Sebastian Caine est un scientifique de génie. C'est donc une tête brûlée mégalomane, antipathique et excessive, à la tête d'un laboratoire gouvernemental top secret où il expérimente l'invisibilité sur des animaux avec six autres experts - parmi lesquels Linda, son ex, et Matt, son nouveau copain secret.

Après avoir enfin réussi à ramener dans le domaine du visible un gorille, il décide de ne pas informer le Pentagone de sa trouvaille. A la place, il décide de passer directement au test humain sur lui-même, pour entrer dans l'Histoire. Inquiets mais inconscients, Linda et Matt acceptent d'être complices de la chose, et faire croire à l'équipe que le Pentagone a donné son feu vert. 

Sebastian devient donc invisible, et profite gentiment des possibilités pour amuser ses collègues. Mais quand le protocole censé le rendre visible échoue, et qu'il se retrouve enfermé dans le laboratoire, il commence à devenir fou. Il échappe donc à la surveillance de ses collègues pour aller tripoter la vétérinaire, puis aller violer sa voisine. Quand il découvre que Linda couche avec Matt, il explose littéralement un innocent chien. Et quand il apprend que le charmant couple va informer leur boss du Pentagone de l'expérience qui a mal tourné, il décide d'aller le noyer pour que personne ne sache.

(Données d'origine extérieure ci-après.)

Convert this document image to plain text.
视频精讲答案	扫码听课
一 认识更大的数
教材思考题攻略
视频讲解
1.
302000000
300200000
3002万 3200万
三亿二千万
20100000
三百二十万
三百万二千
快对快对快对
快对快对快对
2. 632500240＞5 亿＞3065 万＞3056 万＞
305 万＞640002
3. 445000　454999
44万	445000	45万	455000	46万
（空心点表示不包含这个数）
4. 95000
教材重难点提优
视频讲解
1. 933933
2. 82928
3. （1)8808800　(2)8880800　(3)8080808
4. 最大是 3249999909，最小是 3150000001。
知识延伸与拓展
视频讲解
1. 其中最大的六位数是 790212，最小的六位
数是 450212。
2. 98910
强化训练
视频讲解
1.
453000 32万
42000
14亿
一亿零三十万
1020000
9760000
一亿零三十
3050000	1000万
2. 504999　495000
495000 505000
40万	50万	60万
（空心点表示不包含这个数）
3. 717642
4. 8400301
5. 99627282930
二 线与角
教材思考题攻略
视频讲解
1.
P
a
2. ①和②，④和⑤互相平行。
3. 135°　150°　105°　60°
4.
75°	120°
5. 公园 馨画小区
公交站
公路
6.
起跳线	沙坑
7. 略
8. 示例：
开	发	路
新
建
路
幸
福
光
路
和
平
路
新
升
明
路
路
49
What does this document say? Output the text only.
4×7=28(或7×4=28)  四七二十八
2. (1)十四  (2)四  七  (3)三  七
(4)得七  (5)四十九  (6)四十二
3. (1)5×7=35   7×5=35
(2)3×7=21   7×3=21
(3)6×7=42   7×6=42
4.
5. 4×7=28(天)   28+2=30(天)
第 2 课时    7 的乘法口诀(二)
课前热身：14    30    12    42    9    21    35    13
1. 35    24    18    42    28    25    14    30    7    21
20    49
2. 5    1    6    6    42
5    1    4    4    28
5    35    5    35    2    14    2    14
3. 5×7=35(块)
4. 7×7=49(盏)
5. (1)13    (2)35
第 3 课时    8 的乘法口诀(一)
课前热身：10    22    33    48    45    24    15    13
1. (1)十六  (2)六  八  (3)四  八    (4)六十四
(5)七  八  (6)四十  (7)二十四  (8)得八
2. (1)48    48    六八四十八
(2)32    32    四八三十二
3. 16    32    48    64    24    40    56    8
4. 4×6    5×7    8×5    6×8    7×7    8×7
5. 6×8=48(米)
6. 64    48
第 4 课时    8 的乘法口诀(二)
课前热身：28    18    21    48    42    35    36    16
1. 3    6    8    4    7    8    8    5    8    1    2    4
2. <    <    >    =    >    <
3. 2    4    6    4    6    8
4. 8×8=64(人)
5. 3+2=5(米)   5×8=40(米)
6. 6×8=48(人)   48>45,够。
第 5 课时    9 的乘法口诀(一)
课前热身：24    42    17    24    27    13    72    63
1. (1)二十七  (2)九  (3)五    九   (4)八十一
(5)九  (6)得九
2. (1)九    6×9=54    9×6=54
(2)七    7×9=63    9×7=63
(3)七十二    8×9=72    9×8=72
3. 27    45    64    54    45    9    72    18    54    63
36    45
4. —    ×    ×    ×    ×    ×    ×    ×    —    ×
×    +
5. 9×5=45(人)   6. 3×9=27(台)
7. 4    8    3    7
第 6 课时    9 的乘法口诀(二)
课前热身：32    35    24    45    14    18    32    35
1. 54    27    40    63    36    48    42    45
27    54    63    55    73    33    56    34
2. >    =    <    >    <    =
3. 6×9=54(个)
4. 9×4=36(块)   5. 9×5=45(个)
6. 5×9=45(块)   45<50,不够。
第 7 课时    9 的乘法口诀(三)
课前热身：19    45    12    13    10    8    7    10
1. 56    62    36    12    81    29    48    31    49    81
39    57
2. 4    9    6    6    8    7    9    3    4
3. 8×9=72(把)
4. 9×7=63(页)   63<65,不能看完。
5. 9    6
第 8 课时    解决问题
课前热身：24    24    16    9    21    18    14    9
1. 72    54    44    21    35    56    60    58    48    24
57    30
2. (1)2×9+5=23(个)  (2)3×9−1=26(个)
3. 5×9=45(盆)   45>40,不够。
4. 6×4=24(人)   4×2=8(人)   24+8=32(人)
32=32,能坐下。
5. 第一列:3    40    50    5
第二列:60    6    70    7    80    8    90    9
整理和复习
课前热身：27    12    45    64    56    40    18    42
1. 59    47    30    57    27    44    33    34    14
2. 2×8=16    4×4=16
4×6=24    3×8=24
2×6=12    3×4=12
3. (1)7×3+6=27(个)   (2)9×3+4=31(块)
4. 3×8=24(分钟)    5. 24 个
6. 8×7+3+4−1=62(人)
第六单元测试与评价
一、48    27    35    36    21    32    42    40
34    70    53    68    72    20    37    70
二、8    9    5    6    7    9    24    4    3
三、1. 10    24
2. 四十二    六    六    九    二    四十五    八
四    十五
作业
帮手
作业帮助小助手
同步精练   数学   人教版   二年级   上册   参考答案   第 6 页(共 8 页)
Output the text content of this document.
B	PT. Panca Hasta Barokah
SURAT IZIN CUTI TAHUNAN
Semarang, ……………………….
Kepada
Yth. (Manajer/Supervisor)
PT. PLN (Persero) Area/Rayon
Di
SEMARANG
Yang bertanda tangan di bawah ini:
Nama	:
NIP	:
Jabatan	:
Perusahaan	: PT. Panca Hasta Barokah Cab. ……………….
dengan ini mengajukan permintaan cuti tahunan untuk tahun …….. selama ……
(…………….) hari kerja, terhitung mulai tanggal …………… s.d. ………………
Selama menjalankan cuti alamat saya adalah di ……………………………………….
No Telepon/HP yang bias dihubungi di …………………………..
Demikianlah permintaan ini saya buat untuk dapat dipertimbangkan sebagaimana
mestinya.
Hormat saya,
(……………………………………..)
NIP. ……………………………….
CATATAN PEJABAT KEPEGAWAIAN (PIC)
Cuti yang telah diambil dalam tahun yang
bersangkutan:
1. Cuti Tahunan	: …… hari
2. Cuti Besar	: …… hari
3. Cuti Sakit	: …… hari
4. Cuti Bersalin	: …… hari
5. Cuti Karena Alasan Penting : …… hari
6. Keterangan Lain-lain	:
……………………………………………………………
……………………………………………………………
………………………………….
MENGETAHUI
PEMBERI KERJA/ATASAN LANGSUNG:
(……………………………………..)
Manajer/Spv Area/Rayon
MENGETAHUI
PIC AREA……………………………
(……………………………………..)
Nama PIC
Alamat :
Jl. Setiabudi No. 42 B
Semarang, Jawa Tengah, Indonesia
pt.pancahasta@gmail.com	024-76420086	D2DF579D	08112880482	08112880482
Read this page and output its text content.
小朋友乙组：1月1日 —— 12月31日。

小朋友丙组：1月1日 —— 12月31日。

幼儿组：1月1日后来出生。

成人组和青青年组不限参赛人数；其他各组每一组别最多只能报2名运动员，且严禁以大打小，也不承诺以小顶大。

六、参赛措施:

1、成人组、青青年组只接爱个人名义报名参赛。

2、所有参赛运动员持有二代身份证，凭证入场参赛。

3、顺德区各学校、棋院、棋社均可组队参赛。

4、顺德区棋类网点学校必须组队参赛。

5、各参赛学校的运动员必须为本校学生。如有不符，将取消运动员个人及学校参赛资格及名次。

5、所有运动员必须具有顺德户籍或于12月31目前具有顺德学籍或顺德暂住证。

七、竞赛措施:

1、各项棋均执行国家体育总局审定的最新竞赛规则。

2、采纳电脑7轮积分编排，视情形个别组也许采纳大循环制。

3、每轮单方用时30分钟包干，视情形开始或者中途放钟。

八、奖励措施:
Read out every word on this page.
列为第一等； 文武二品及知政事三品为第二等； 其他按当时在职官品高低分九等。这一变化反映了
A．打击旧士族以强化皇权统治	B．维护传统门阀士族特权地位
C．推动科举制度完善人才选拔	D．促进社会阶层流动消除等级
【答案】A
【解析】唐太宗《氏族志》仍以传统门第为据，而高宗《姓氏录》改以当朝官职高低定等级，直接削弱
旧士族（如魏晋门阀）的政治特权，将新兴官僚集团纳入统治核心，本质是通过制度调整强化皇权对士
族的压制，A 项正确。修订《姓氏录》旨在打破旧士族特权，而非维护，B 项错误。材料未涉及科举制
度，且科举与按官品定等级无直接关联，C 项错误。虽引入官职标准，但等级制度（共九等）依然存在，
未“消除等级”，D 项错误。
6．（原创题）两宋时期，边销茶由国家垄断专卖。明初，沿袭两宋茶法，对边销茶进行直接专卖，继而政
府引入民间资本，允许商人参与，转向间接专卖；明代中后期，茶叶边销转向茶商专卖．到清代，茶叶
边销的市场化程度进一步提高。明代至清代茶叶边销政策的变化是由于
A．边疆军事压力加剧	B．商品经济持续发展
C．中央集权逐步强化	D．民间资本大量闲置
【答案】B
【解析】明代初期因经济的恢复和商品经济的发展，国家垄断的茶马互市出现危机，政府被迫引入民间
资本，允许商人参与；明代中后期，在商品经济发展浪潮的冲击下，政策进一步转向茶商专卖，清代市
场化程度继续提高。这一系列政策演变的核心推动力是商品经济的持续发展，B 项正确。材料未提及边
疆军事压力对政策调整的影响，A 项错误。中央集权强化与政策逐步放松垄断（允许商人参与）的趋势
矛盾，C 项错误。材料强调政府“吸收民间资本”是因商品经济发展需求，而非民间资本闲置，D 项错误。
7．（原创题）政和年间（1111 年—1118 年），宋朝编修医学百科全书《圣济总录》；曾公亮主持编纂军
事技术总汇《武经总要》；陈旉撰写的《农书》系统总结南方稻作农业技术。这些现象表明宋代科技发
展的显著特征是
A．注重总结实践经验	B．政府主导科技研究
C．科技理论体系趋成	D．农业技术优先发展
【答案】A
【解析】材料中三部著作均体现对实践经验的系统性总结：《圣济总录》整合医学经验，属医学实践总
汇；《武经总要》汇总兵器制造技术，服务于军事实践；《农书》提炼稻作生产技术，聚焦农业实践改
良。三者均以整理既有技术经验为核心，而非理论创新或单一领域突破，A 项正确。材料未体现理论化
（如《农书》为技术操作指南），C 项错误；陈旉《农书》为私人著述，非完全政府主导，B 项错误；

Sebastian prépare ainsi sa vengeance : une fois que toute l'équipe est réunie dans le laboratoire, il change les codes d'accès pour les y enfermer. Il commence par étrangler Janice, exploser le cou de Carter contre un tuyau, mettre un coup de barre de fer dans le ventre de Matt, briser le cou de Sarah et empaler Frank. Parce qu'il aime un peu Linda, au fond, il se contente de l'enfermer dans un frigo pour qu'elle meurt de froid.

Mais Linda n'a pas dit son dernier mot : dans un élan MacGyver, elle fabrique un aimant et s'échappe, puis improvise un lance-flamme pour stopper Sebastian qui s'apprête à quitter le labo après avoir mis en marche un inévitable compte à rebours pour tout faire exploser. Après un affrontement de feu, puis d'eau, Sebastian est laissé pour mort grâce à l'électricité (et Matt, revenu à lui pour sauver Linda).

Le couple s'échappe en remontant dans la cage de l'ascenseur. Ascenseur qui, avec le souffle de l'explosion, est propulsé vers le haut et manque de peu de les écraser. Il amène avec lui un Sebastian à moitié carbonisé, qui s'attaque à Linda une dernière fois. Celle-ci accepte donc enfin de l'embrasser, puis l'envoyer définitivement en enfer avec l'ascenseur. Fin.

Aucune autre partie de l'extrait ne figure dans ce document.